In today’s milieu of political correctness, it’s tempting to adopt an identity as a victim because it can make you feel more powerful. That may sound self-contradictory but power ultimately is about your ability to get attention. In the world where everyone and every social group is fighting for attention, the one who can command the most attention is the most powerful. From that perspective, identifying yourself as a victim can be a powerful experience, but this too is a trap like an actor playing a stereotypical role; you won’t be able to get out of it. You will create a conflict of interest in trying to fight against your own identity.

To fight racism or any kind of identity problems, you have to first disidentify yourself from that problem. In that process, you are not ignoring the problem but simply stepping back from it, so you would be able to see it more objectively and disinterestedly.

I like Slavoj Žižek’s explanation about the difference between “idiot” and “moron,” (although I don’t think he originated the idea). Idiots cannot “read the air,” like what other people in the room are thinking and feeling, what’s trendy, how they are expected to behave, etc.. Idiots are always committing faux pas. Why? Because idiots are oblivious to social and cultural conventions. Foreigners by default are idiots for that reason. In contrast, “morons” are experts of cultural norms. They are keenly aware and on top of them. They dedicate their whole life to what other people desire. They are like mindless automatons.

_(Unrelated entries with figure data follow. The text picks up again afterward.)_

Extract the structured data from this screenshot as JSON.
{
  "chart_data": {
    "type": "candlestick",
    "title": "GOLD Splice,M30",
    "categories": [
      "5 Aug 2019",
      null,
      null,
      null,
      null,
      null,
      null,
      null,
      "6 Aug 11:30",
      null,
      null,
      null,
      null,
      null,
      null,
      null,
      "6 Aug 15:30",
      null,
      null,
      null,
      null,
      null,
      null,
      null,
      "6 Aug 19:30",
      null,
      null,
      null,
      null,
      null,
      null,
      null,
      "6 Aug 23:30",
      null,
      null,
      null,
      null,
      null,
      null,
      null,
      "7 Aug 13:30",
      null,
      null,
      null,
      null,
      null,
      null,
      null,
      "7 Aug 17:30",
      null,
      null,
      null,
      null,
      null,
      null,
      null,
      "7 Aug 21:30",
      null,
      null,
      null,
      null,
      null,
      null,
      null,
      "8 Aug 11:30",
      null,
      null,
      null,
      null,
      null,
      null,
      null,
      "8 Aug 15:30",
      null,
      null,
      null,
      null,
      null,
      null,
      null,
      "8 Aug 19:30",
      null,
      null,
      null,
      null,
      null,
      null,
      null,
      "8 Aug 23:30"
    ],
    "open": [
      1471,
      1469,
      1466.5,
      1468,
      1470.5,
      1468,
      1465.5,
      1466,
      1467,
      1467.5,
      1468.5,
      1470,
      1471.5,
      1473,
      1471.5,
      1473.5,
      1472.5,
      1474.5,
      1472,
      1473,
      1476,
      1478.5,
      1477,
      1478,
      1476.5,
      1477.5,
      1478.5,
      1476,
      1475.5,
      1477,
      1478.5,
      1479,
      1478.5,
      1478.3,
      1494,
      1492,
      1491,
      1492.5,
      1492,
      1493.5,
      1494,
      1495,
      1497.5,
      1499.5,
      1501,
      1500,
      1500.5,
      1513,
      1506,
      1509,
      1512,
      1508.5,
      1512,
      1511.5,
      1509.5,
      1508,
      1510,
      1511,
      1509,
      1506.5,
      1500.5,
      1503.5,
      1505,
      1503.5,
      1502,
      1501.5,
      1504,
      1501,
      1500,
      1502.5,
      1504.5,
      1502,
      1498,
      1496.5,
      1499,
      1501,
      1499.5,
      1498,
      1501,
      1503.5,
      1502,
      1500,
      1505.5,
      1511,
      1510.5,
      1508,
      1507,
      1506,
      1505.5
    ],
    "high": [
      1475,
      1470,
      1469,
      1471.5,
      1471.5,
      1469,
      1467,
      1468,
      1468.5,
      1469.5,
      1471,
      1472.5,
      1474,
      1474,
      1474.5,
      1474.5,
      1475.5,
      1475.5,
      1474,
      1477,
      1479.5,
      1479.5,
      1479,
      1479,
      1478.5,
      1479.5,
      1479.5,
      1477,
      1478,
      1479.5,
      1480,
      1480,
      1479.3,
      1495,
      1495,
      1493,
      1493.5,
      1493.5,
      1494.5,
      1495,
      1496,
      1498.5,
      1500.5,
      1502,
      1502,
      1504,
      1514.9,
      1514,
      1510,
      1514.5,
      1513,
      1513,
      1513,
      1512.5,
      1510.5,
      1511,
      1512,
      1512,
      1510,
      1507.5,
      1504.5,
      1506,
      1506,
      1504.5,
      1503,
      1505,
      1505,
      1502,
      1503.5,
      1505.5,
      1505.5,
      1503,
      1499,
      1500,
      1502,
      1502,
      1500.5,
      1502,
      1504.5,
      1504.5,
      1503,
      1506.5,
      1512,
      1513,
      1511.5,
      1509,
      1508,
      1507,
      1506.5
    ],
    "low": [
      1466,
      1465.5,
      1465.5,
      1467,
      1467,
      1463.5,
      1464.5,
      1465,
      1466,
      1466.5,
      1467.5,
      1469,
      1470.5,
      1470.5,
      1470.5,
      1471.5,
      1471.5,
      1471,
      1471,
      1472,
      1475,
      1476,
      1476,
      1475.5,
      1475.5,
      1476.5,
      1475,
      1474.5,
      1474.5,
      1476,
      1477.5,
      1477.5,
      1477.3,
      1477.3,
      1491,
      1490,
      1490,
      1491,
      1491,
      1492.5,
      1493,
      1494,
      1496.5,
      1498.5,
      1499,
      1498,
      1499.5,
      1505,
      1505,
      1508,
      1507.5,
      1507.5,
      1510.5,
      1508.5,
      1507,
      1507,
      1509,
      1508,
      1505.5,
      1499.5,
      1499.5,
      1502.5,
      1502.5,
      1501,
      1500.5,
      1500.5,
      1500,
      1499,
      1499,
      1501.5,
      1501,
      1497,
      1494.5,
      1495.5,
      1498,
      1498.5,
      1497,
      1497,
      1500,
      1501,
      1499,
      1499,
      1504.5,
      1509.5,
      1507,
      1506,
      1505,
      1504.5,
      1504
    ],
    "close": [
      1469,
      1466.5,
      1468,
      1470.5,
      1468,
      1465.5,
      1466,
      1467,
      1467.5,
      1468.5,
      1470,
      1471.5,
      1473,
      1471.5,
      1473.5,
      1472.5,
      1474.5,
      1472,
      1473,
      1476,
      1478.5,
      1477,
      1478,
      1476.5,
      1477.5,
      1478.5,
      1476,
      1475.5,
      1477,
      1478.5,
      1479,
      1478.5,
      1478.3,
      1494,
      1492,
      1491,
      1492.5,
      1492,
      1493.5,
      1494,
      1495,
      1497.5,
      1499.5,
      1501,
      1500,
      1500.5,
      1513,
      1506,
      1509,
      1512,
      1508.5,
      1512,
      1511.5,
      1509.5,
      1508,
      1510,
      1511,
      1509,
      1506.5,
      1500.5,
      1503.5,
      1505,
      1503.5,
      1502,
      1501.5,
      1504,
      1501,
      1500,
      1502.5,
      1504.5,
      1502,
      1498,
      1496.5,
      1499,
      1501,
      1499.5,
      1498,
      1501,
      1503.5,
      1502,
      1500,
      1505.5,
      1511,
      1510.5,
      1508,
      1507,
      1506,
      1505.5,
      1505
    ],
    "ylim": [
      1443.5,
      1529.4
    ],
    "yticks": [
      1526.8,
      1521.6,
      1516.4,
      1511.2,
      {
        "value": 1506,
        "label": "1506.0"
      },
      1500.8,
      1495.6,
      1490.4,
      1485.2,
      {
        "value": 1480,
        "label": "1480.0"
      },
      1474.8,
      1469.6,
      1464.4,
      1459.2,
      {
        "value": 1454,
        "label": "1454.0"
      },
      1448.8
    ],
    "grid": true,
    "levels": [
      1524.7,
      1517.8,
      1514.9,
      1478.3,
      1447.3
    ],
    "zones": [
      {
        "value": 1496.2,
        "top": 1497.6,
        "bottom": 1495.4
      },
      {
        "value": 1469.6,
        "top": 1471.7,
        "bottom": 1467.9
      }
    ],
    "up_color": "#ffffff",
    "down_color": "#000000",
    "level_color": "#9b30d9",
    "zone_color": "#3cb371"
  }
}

Fashionable people who are at the cutting edge of trends may appear like rebels and living outside of the social conventions but, ultimately, they too are morons; they simply know where to stand, different but not too different. They know where the sweet spot is on the spectrum of social conventions. Their preoccupation is still the cultural norms.

If you want to solve social problems, you are better off being an idiot. If you are a moron, you would be blind to the source of the problem. Don’t be afraid of saying embarrassing things. Make social mistakes often. That is the only way you can begin to identify the underlying structures of these problems. I originally created AllLookSame.com because I wanted people to air out their idiotic ignorance, not be ashamed of it. Learning something begins with accepting your ignorance. If you can achieve the latter, you are already a step ahead of the morons.

Racism is not a problem but a manifestation of a problem. By studying racism, we can learn to see the structure of prejudice. In fact, you can study any form of prejudice that is more personally meaningful to you. If you are a woman, you might choose sexism. If you are a foreigner, you might choose xenophobia. But, what I hope you would do at some point is to go beyond it and, more importantly, yourself. If each of us was preoccupied with what makes us inferior in the eyes of our society, we would all be competing for attention and nobody would be paying attention to anyone else. At some levels, we are all victims and victimizers. Through studying racism and sexism, we can go beyond race and sex.